We shouldn’t have to fear AI. Frankly, I’d love it if a machine could edit magazine articles for me and I could sit on the beach. But I’m afraid of it, because I make a living editing magazine articles and need to keep a roof over my head. If someone could make and sell an equally good rival magazine for close to free, I wouldn’t be able to support myself through what I do. The same is true of everyone who works for a living in the present economic system. They have to be terrified by automation, because the value of labor matters a lot, and huge fluctuations in its value put all of one’s hopes and dreams in peril.

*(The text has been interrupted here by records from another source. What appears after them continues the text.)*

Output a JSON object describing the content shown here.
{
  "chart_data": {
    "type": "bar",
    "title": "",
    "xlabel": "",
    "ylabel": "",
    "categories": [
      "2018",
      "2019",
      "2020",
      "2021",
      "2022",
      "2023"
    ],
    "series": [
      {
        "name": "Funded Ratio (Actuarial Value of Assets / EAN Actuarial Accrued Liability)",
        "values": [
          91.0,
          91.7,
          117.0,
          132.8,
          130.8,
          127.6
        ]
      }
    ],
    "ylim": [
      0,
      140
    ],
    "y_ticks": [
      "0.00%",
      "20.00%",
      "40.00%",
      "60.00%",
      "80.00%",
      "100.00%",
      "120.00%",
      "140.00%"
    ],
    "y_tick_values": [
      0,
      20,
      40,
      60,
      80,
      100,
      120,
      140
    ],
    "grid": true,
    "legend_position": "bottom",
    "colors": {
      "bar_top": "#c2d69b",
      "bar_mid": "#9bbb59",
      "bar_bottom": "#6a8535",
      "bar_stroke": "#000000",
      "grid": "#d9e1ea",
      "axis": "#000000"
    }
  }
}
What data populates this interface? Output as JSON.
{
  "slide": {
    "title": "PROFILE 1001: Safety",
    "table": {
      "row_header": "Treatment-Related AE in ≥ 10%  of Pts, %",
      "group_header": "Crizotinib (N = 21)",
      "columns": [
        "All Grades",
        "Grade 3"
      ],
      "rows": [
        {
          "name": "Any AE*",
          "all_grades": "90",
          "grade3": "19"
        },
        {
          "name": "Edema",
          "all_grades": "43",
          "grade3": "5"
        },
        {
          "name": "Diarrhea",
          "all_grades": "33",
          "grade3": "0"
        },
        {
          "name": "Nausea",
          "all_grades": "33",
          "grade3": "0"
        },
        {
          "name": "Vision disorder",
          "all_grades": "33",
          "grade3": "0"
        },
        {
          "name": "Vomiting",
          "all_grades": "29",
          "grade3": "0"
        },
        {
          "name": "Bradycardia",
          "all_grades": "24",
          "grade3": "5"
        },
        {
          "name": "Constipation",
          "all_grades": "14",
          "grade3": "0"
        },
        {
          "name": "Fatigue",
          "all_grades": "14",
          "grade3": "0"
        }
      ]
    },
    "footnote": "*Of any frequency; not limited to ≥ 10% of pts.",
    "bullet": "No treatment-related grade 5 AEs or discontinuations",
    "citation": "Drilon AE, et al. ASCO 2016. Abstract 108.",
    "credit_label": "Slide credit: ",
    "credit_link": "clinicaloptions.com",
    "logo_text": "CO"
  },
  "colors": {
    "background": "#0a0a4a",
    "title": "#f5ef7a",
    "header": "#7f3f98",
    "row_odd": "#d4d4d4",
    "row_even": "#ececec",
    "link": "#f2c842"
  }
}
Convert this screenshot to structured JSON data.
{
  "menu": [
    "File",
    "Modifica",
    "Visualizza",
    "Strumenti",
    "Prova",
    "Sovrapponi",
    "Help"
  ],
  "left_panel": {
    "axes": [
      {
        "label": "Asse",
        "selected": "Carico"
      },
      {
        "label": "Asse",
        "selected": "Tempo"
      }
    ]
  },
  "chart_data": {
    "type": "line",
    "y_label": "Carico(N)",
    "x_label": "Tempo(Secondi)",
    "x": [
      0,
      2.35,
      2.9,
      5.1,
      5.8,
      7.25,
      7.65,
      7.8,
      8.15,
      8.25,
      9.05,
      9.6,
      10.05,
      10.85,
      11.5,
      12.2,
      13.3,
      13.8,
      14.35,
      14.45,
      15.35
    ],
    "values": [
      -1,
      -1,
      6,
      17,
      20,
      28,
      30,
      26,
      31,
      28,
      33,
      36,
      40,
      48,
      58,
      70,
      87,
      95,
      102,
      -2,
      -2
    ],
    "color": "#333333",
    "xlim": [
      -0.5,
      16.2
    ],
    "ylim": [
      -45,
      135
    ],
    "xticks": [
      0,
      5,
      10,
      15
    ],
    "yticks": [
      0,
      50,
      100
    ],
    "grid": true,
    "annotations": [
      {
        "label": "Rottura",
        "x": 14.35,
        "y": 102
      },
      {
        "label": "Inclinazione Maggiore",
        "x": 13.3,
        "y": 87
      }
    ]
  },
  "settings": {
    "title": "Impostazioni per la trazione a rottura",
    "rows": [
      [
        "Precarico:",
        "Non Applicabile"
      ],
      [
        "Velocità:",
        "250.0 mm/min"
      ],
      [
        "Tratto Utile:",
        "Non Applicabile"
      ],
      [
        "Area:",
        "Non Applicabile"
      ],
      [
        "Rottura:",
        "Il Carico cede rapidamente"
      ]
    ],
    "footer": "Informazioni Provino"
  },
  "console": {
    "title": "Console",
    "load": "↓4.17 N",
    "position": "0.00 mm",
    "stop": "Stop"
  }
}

Most of the other problems AI could cause really boil down to problems of the way power and wealth are apportioned in our existing society. Because the world is organized into militarized nation-states, we have to worry that AI technology will be used in terrifying new superweapons. Because we let scams and fraud flourish in our Wild West economy, we will see a lot of people get rich using AI to prey on hapless consumers. The profit motive is already socially destructive, but AI will make it much worse, because it will allow companies to figure out how to more efficiently trick and exploit people. The new technologies are being developed by private corporations that have no incentive to ensure that a benefit to them is a benefit to all.

We need to be clear on the source of the problems with AI. They are real and will accelerate the crisis that socialists are devoted to helping humanity solve. But the problem is not technology itself. Technology should be a tool for liberation. Unless we transform the economic system, however, it will be a tool for ever greater exploitation and predation.